= Sunan Ngudung =

Sunan Ngudung, real name Shuraḥbīl (died 1524) was a statesman of the Demak Sultanate and a local Islamic religious leader. A contemporary of Trenggana, he served as a preacher at the main congregational mosque of the kingdom. Ngudung was the father of Sunan Kudus, a member of the Wali Sanga.

== Biography ==
His year of birth is unknown. According to the manuscript Serat Walisana, his real name was Shaykh Shurahbil, which had been corrupted to Sabil. Arabic records, however, show that his real name was ʿUthmān, and that he was the son of ʿAlī Murtaḍā, a prince from the Burji dynasty. His family claimed descent from the Islamic prophet Muhammad through Ali, the fourth Rashidun caliph and first Shi'ite Imam.

Sunan Ngudung was a companion of Raden Patah, the founder of the Demak Sultanate. Raden Patah appointed him as a statesman and military commander. He was also appointed as the head Imam at the first congregational mosque in Demak during the early reign of Trenggana in 1521.
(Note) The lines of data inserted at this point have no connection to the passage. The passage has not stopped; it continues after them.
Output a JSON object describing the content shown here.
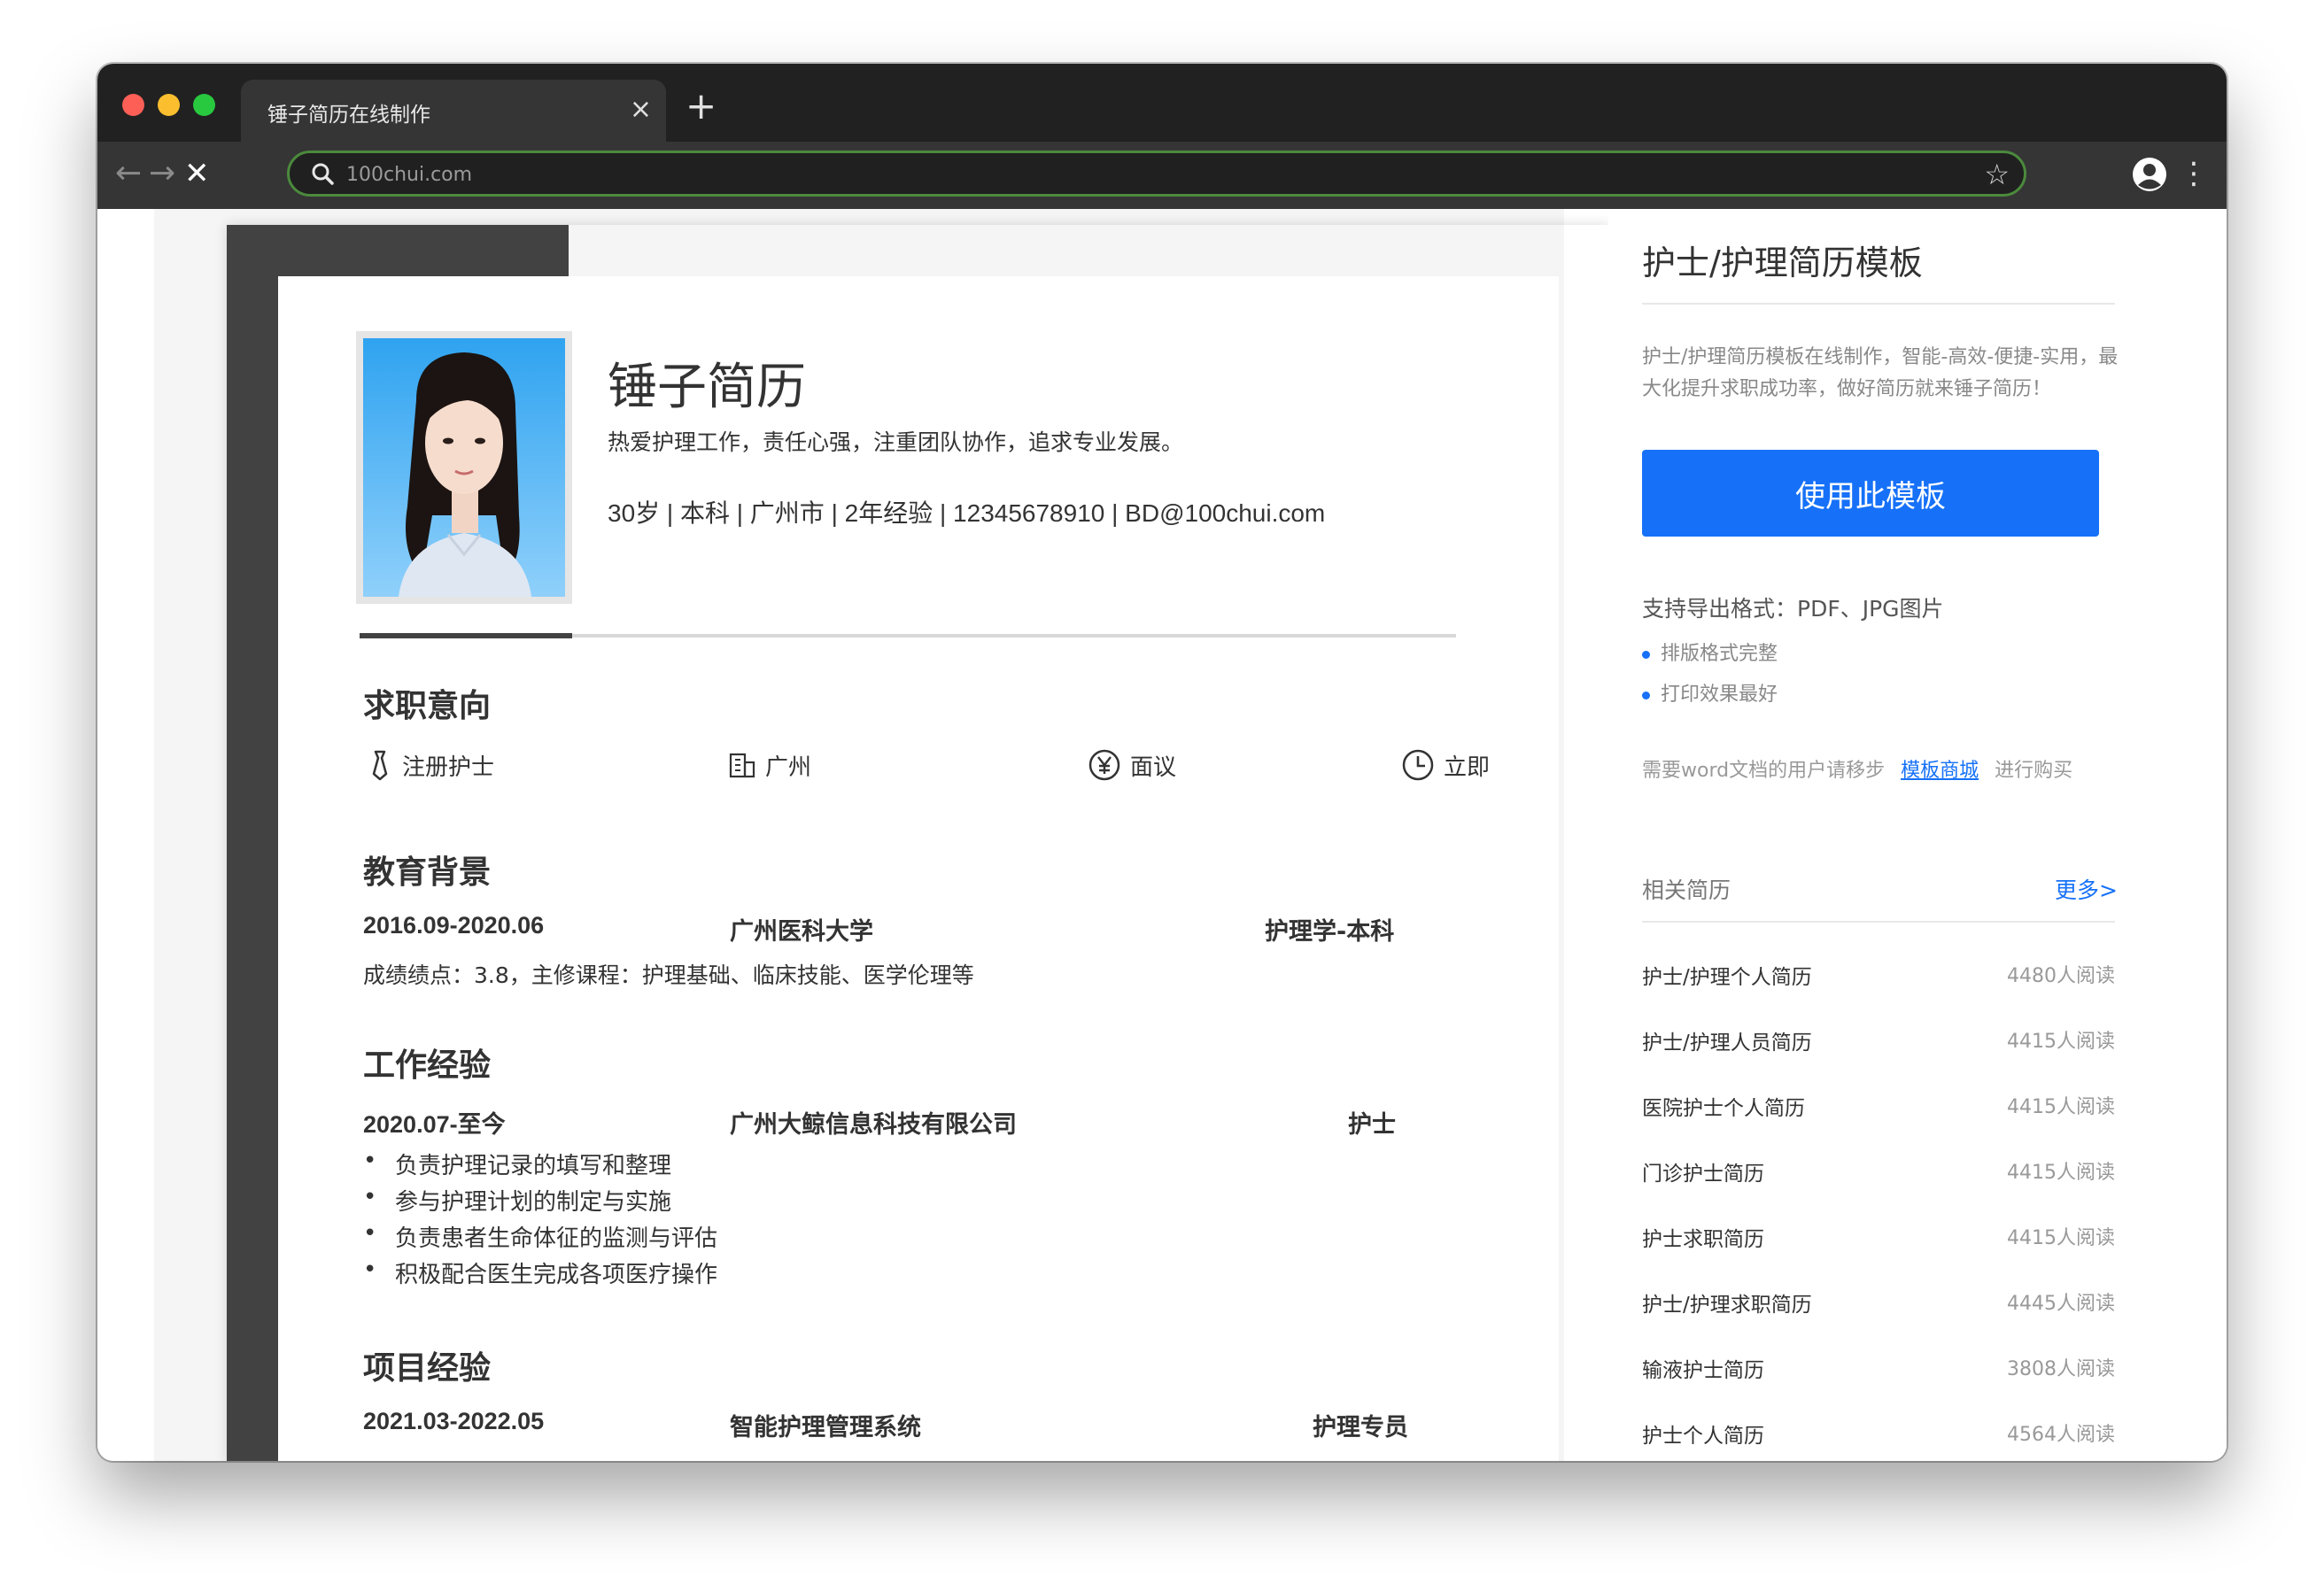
{
  "browser": {
    "tab_title": "锤子简历在线制作",
    "tab_close": "×",
    "new_tab": "+",
    "url": "100chui.com",
    "back": "←",
    "forward": "→",
    "stop": "✕",
    "star": "☆",
    "menu": "⋮"
  },
  "resume": {
    "name": "锤子简历",
    "motto": "热爱护理工作，责任心强，注重团队协作，追求专业发展。",
    "info": "30岁 | 本科 | 广州市 | 2年经验 | 12345678910 | BD@100chui.com",
    "sections": {
      "intent": "求职意向",
      "education": "教育背景",
      "work": "工作经验",
      "project": "项目经验"
    },
    "intent": {
      "position": "注册护士",
      "city": "广州",
      "salary": "面议",
      "arrival": "立即",
      "icons": [
        "tie-icon",
        "building-icon",
        "yen-icon",
        "clock-icon"
      ]
    },
    "education": {
      "date": "2016.09-2020.06",
      "school": "广州医科大学",
      "major": "护理学-本科",
      "detail": "成绩绩点：3.8，主修课程：护理基础、临床技能、医学伦理等"
    },
    "work": {
      "date": "2020.07-至今",
      "company": "广州大鲸信息科技有限公司",
      "role": "护士",
      "bullets": [
        "负责护理记录的填写和整理",
        "参与护理计划的制定与实施",
        "负责患者生命体征的监测与评估",
        "积极配合医生完成各项医疗操作"
      ]
    },
    "project": {
      "date": "2021.03-2022.05",
      "name": "智能护理管理系统",
      "role": "护理专员"
    }
  },
  "sidebar": {
    "title": "护士/护理简历模板",
    "description": "护士/护理简历模板在线制作，智能-高效-便捷-实用，最大化提升求职成功率，做好简历就来锤子简历！",
    "use_button": "使用此模板",
    "export_formats": "支持导出格式：PDF、JPG图片",
    "features": [
      "排版格式完整",
      "打印效果最好"
    ],
    "word_prefix": "需要word文档的用户请移步",
    "word_link": "模板商城",
    "word_suffix": "进行购买",
    "related_title": "相关简历",
    "more": "更多>",
    "accent_color": "#1671f8",
    "related": [
      {
        "name": "护士/护理个人简历",
        "views": "4480人阅读"
      },
      {
        "name": "护士/护理人员简历",
        "views": "4415人阅读"
      },
      {
        "name": "医院护士个人简历",
        "views": "4415人阅读"
      },
      {
        "name": "门诊护士简历",
        "views": "4415人阅读"
      },
      {
        "name": "护士求职简历",
        "views": "4415人阅读"
      },
      {
        "name": "护士/护理求职简历",
        "views": "4445人阅读"
      },
      {
        "name": "输液护士简历",
        "views": "3808人阅读"
      },
      {
        "name": "护士个人简历",
        "views": "4564人阅读"
      }
    ]
  }
}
When Trenggana was officialized as the new ruler of Demak in 1521, he clamped down on the remnants of the Majapahit, which included arresting their surviving loyalists and getting the remaining vassal states to submit to Demak authority as well as adopt Islam. Sunan Ngudung was appointed as the commander of an expedition against the state of Sidoarjo, a pro-Majapahit state, in 1524. During the expedition, he confronted the ruler of Terung and challenged him to a duel. Although Ngudung wore a suit of enhanced chainmail armour that the Majapahit forces did not have, his opponent was able to gain the upper hand, impaling him in the chest with the sword.
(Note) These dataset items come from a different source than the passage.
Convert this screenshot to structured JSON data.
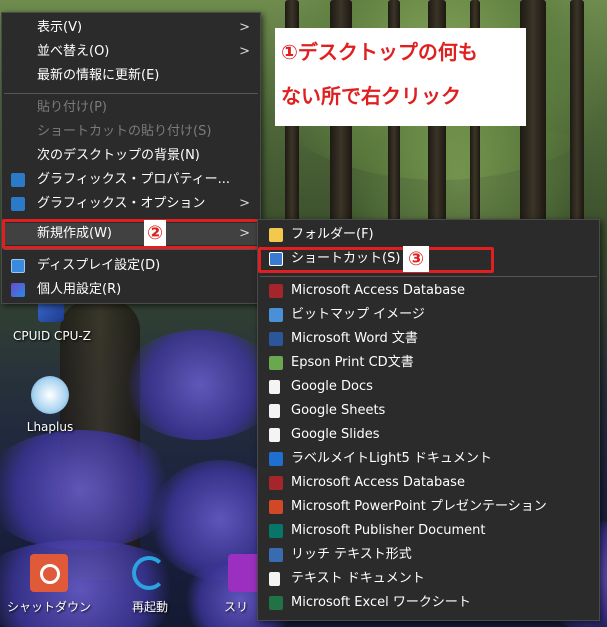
{
  "annotation": {
    "line1": "①デスクトップの何も",
    "line2": "ない所で右クリック"
  },
  "markers": {
    "m2": "②",
    "m3": "③"
  },
  "context_menu": {
    "items": [
      {
        "label": "表示(V)",
        "arrow": ">"
      },
      {
        "label": "並べ替え(O)",
        "arrow": ">"
      },
      {
        "label": "最新の情報に更新(E)"
      },
      {
        "label": "貼り付け(P)",
        "disabled": true
      },
      {
        "label": "ショートカットの貼り付け(S)",
        "disabled": true
      },
      {
        "label": "次のデスクトップの背景(N)"
      },
      {
        "label": "グラフィックス・プロパティー..."
      },
      {
        "label": "グラフィックス・オプション",
        "arrow": ">"
      },
      {
        "label": "新規作成(W)",
        "arrow": ">"
      },
      {
        "label": "ディスプレイ設定(D)"
      },
      {
        "label": "個人用設定(R)"
      }
    ]
  },
  "submenu": {
    "items": [
      {
        "label": "フォルダー(F)",
        "icon": "folder-icon"
      },
      {
        "label": "ショートカット(S)",
        "icon": "shortcut-icon"
      },
      {
        "label": "Microsoft Access Database",
        "icon": "access-icon"
      },
      {
        "label": "ビットマップ イメージ",
        "icon": "bitmap-icon"
      },
      {
        "label": "Microsoft Word 文書",
        "icon": "word-icon"
      },
      {
        "label": "Epson Print CD文書",
        "icon": "epson-icon"
      },
      {
        "label": "Google Docs",
        "icon": "document-icon"
      },
      {
        "label": "Google Sheets",
        "icon": "document-icon"
      },
      {
        "label": "Google Slides",
        "icon": "document-icon"
      },
      {
        "label": "ラベルメイトLight5 ドキュメント",
        "icon": "labelmate-icon"
      },
      {
        "label": "Microsoft Access Database",
        "icon": "access-icon"
      },
      {
        "label": "Microsoft PowerPoint プレゼンテーション",
        "icon": "powerpoint-icon"
      },
      {
        "label": "Microsoft Publisher Document",
        "icon": "publisher-icon"
      },
      {
        "label": "リッチ テキスト形式",
        "icon": "wordpad-icon"
      },
      {
        "label": "テキスト ドキュメント",
        "icon": "text-icon"
      },
      {
        "label": "Microsoft Excel ワークシート",
        "icon": "excel-icon"
      }
    ]
  },
  "desktop_icons": [
    {
      "label": "CPUID CPU-Z",
      "icon": "cpuz-icon"
    },
    {
      "label": "Lhaplus",
      "icon": "lhaplus-icon"
    },
    {
      "label": "シャットダウン",
      "icon": "shutdown-icon"
    },
    {
      "label": "再起動",
      "icon": "restart-icon"
    },
    {
      "label": "スリ",
      "icon": "sleep-icon"
    }
  ],
  "colors": {
    "annotation_red": "#e02020",
    "menu_bg": "#2b2b2b",
    "disabled_text": "#7b7b7b"
  }
}
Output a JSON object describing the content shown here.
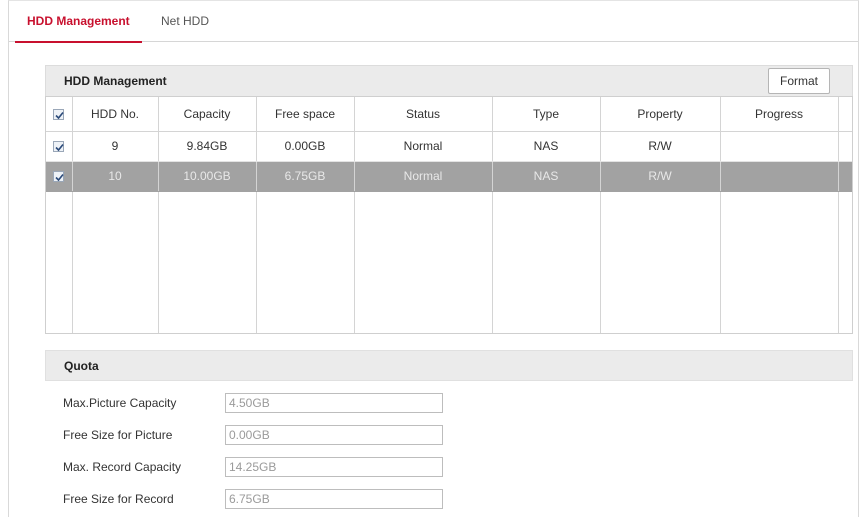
{
  "tabs": [
    {
      "label": "HDD Management",
      "active": true
    },
    {
      "label": "Net HDD",
      "active": false
    }
  ],
  "hdd_panel": {
    "title": "HDD Management",
    "format_label": "Format",
    "columns": [
      "HDD No.",
      "Capacity",
      "Free space",
      "Status",
      "Type",
      "Property",
      "Progress"
    ],
    "rows": [
      {
        "checked": true,
        "selected": false,
        "hdd_no": "9",
        "capacity": "9.84GB",
        "free_space": "0.00GB",
        "status": "Normal",
        "type": "NAS",
        "property": "R/W",
        "progress": ""
      },
      {
        "checked": true,
        "selected": true,
        "hdd_no": "10",
        "capacity": "10.00GB",
        "free_space": "6.75GB",
        "status": "Normal",
        "type": "NAS",
        "property": "R/W",
        "progress": ""
      }
    ]
  },
  "quota": {
    "title": "Quota",
    "fields": [
      {
        "label": "Max.Picture Capacity",
        "value": "4.50GB"
      },
      {
        "label": "Free Size for Picture",
        "value": "0.00GB"
      },
      {
        "label": "Max. Record Capacity",
        "value": "14.25GB"
      },
      {
        "label": "Free Size for Record",
        "value": "6.75GB"
      }
    ]
  },
  "colors": {
    "accent": "#c8102e",
    "selected_row": "#a2a2a2",
    "panel_header": "#ebebeb"
  }
}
Ngudung left behind a son, Sunan Kudus, who succeeded his father in the position of being the head Imam of the grand mosque of Demak. Kudus was a conservative Muslim statesman who played an influential role in the politics of the Demak Sultanate, such as helping Arya Penangsang ascend the throne during the civil war that erupted after the death of Trenggana.

== Tomb ==
Sunan Ngudung was buried in the royal cemetery behind Masjid Agung Demak, next to Raden Patah.